Permohonan pemohon diajukan melewati tenggang waktu pengajuan permohonan yang telah ditentukan dalam UU Nomor 10 tahun 2016 dan PMK Nomor 3 tahun 2024, maka eksepsi tenggang waktu permohonan adalah beralasan menurut hukum.
Oleh karena itu, berkenaan dengan ekspresi lain serta kedudukan hukum dan pokok permohonan pemohon serta hal-hal lain tidak dapat dipertimbangkan Mahkamah, karena dinilai tidak ada relevansinya.

“Amar putusan, mengadili : dalam eksepsi, menolak eksepsi Termohon dan Pihak Terkait berkenaan dengan kewenangan MK. Mengabulkan eksepsi Termohon dan Pihak Terkait berkenaan dengan tenggang waktu pengajuan permohonan.
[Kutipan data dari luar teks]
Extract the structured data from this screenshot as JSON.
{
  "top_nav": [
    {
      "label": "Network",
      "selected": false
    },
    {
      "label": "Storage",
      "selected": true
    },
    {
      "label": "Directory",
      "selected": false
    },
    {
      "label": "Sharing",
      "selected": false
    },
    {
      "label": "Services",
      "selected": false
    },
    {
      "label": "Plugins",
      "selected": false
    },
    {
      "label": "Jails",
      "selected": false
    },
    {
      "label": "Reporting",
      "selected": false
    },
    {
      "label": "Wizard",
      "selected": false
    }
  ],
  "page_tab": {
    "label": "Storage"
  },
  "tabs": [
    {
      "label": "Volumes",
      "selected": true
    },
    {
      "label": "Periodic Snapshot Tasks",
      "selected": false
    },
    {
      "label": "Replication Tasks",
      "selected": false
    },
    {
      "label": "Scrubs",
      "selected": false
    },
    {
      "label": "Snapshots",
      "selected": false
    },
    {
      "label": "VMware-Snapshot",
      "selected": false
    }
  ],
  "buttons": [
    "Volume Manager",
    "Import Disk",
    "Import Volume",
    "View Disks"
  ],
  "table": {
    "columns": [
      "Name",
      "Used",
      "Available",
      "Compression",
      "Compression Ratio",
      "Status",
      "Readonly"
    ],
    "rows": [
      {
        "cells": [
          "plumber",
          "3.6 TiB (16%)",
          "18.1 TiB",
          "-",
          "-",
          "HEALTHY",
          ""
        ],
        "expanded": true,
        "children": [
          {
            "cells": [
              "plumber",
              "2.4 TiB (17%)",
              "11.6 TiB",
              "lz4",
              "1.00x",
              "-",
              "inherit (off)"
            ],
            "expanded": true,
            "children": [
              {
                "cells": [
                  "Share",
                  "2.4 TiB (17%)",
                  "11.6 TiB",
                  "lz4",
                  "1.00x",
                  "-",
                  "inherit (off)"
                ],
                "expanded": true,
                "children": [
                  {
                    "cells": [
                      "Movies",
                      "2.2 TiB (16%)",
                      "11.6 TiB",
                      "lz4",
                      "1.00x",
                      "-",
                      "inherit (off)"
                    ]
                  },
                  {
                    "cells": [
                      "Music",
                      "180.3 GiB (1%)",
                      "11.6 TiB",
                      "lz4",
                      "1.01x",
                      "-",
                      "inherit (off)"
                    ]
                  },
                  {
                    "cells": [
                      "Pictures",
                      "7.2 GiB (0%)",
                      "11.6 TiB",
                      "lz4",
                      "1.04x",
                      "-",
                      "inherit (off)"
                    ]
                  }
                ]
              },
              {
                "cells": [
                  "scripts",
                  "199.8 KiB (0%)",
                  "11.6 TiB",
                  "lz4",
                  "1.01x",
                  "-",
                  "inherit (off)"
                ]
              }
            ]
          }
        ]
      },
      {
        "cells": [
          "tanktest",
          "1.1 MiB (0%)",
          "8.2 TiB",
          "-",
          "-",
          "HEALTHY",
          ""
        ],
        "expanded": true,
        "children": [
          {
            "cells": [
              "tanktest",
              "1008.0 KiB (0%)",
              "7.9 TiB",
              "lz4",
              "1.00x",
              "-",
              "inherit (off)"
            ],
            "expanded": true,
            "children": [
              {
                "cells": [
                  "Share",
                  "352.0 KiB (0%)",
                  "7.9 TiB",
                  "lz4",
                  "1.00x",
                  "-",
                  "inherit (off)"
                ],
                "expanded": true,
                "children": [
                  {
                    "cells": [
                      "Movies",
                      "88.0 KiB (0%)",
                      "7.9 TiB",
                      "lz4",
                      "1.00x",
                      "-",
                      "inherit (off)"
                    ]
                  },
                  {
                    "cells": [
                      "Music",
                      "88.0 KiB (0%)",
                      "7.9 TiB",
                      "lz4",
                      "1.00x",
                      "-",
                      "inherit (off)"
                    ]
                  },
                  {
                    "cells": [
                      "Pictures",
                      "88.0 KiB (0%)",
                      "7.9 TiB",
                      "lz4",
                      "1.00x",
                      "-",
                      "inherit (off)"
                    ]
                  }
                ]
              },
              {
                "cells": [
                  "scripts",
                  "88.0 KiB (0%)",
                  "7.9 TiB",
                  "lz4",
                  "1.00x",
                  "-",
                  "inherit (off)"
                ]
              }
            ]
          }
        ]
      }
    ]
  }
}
Dalam pokok permohonan, dinyatakan pernyataan pemohon tidak dapat diterima,” ujar Hakim MK, Suhartoyo dalam sidang pengucapan Putusan Perkara Nomor : 124/PHPU.BUP.XXIII/2025, PHP Kada Kabupaten Sumba Barat, pada Rabu (5/2/2025) malam di ruang sidang Pleno MK, Jakarta Pusat.

Sebelumnya, pada Hari Jumat tanggal 6 Desember 2024 lalu, pasangan calon Bupati dan Wakil Bupati Sumba Barat tahun 2024, Agustinus Niga Dapawole – Jhon Lado Bora Kabba (Paket NINJA), mengajukan gugatan ke Mahkamah Konstitusi, setelah KPU Kabupaten Sumba Barat menetapkan hasil penghitungan perolehan suara pasangan calon Gubernur dan Wakil Gubernur, Bupati dan Wakil Bupati serta Wali Kota dan Wakil Wali Kota, pada tanggal 3 Desember 2024 lalu.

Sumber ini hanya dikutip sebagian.